Pour le conservateur Dany Sévigny, qui affirme que son parti « est le seul qui propose un vrai plan pour protéger l’environnement et qui aura un réel impact sur la réduction des émissions globales, et ce, de manière réaliste et réalisable », a insisté sur les intentions d’un gouvernement conservateur d’investir dans la recherche et le développement de technologies vertes, une action dont bénéficieraient selon lui des acteurs de Sherbrooke. « Il y aura donc, pour nos entreprises et nos chercheurs, une opportunité exceptionnelle d’aller chercher de nouveaux fonds et de stimuler l’économie régionale tout en créant chez nous de bons emplois, a-t-il insisté. De plus [...] nous allons supporter financièrement la recherche associée au développement d’énergies propres. »

AbonnezvousBarometre

« Le défi de l’heure »

Élisabeth Brière, qui porte les couleurs libérales, a reconnu l’importance de l’environnement comme « le défi de l’heure » avant d’énumérer les actions posées par le gouvernement Trudeau à cet effet, comme l’implantation de la taxe sur le carbone et les investissements dans le transport collectif. « Les entreprises qui ont reçu du financement au cours du premier mandat libéral ont été celles qui présentaient les solutions les plus innovatrices et écoresponsables. [...] Cette économie est en transition. Il faut s’assurer que chaque région canadienne puisse faire cette transition sans provoquer de rupture sur le plan économique. C’est ce qui explique l’achat du pipeline [Trans Mountain]. On voudrait tous mettre la switch à off, mais est-ce que c’est réaliste? Qui est venu en voiture ici? Qui a un cellulaire? Qui a un portable? », a-t-elle demandé.

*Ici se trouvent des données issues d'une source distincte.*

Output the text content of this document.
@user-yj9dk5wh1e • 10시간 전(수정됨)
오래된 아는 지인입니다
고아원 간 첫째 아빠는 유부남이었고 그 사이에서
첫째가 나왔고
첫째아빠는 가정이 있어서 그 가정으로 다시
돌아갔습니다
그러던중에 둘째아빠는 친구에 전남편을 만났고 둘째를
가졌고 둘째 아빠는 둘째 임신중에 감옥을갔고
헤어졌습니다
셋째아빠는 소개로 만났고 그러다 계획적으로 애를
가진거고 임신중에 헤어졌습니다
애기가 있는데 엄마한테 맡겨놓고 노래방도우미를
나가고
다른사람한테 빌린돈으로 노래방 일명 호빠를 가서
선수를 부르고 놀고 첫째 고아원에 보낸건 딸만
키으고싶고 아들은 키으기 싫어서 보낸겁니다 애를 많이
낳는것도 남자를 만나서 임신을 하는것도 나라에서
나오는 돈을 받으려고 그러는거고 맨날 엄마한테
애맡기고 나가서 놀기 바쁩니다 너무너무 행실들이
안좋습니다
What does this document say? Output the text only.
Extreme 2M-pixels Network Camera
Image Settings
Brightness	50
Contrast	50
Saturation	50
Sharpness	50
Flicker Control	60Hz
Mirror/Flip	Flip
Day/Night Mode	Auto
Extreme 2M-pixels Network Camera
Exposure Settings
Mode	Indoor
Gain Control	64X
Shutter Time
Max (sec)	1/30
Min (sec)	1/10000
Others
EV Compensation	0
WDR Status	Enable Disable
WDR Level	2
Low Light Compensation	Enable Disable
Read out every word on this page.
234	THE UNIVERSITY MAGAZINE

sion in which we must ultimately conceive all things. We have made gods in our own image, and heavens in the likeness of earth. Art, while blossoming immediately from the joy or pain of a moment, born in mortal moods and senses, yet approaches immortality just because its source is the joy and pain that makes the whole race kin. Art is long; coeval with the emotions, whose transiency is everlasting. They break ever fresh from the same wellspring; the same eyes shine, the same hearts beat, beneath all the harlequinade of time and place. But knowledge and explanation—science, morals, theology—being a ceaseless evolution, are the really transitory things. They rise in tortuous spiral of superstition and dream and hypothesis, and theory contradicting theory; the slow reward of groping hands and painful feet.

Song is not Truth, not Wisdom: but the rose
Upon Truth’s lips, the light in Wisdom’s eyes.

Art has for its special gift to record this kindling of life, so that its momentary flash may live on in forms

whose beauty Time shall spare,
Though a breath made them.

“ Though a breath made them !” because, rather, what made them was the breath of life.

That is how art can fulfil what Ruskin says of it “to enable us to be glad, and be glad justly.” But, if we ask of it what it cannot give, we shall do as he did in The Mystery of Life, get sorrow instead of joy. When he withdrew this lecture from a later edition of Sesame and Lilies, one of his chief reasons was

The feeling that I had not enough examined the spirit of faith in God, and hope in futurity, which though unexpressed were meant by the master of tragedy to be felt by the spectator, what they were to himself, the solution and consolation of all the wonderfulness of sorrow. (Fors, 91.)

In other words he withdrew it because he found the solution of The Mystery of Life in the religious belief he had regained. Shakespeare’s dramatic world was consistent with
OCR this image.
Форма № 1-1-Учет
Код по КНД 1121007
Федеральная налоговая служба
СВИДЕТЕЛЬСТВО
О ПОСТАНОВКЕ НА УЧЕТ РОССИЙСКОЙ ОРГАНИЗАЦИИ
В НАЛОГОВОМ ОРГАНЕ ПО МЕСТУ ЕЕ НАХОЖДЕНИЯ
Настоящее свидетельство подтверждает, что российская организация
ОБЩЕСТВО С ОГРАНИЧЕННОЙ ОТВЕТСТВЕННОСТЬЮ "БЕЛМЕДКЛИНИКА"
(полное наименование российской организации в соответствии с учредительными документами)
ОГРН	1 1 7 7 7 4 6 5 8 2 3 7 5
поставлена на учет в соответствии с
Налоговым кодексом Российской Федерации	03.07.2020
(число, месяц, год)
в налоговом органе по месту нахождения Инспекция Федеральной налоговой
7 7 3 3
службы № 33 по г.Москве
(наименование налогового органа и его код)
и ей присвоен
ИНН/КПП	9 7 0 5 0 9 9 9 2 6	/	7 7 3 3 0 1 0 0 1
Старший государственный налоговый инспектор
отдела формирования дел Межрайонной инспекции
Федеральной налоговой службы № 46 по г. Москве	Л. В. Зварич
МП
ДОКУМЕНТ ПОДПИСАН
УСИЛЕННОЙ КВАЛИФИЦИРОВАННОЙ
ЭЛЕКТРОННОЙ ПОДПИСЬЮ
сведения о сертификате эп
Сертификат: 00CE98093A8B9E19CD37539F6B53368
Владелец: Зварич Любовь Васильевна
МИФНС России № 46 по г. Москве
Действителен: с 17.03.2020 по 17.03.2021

Pointant son fils dans la salle, pour qui il dit vouloir garantir un meilleur avenir, Pierre-Luc Dusseault a lancé qu’« en 2019, plus que jamais, il faut avoir le courage de prendre les décisions difficiles. »

« On s’est donné une cible de limiter le réchauffement climatique à moins de 1,5 °C, ce qui est un seuil critique à ne pas dépasser », a établi le député sortant avant de réitérer l’intention du NPD d’électrifier la flotte de véhicules gouvernementaux d’ici 2025 ainsi que les transports en commun pour 2030, avant d’éliminer la vente de voitures à essence 2040.

Au Parti vert, cette interdiction est plutôt prévue pour 2030, a répondu Mathieu Morin. Comme Dusseault, le candidat vert s’est engagé à bloquer tout nouveau projet d’énergies fossiles à la Chambre des communes. Ce qui inclut leur opposition au pipeline Trans Mountain.

Le bloquiste Claude Forgues a affirmé vouloir dire non au pipeline Énergie-Est, et a proposé de rendre accessible l’achat de voitures électriques dans un but d’électrifier les transports. « Le Bloc va exiger la promotion d’un plan pour combattre les changements climatiques et développer une économie verte. Il faudrait aussi profiter de cette conscience collective pour changer nos pratiques de consommation et de production. Je fais par exemple allusion à l’économie circulaire où on consomme, recycle, reforme, reproduit et réutilise », a-t-il partagé avant de proposer une réforme fiscale qui « encourage ceux qui font des efforts et non ceux qui polluent » et de rappeler qu’un Québec souverain serait en mesure de prendre ses propres décisions à cet effet.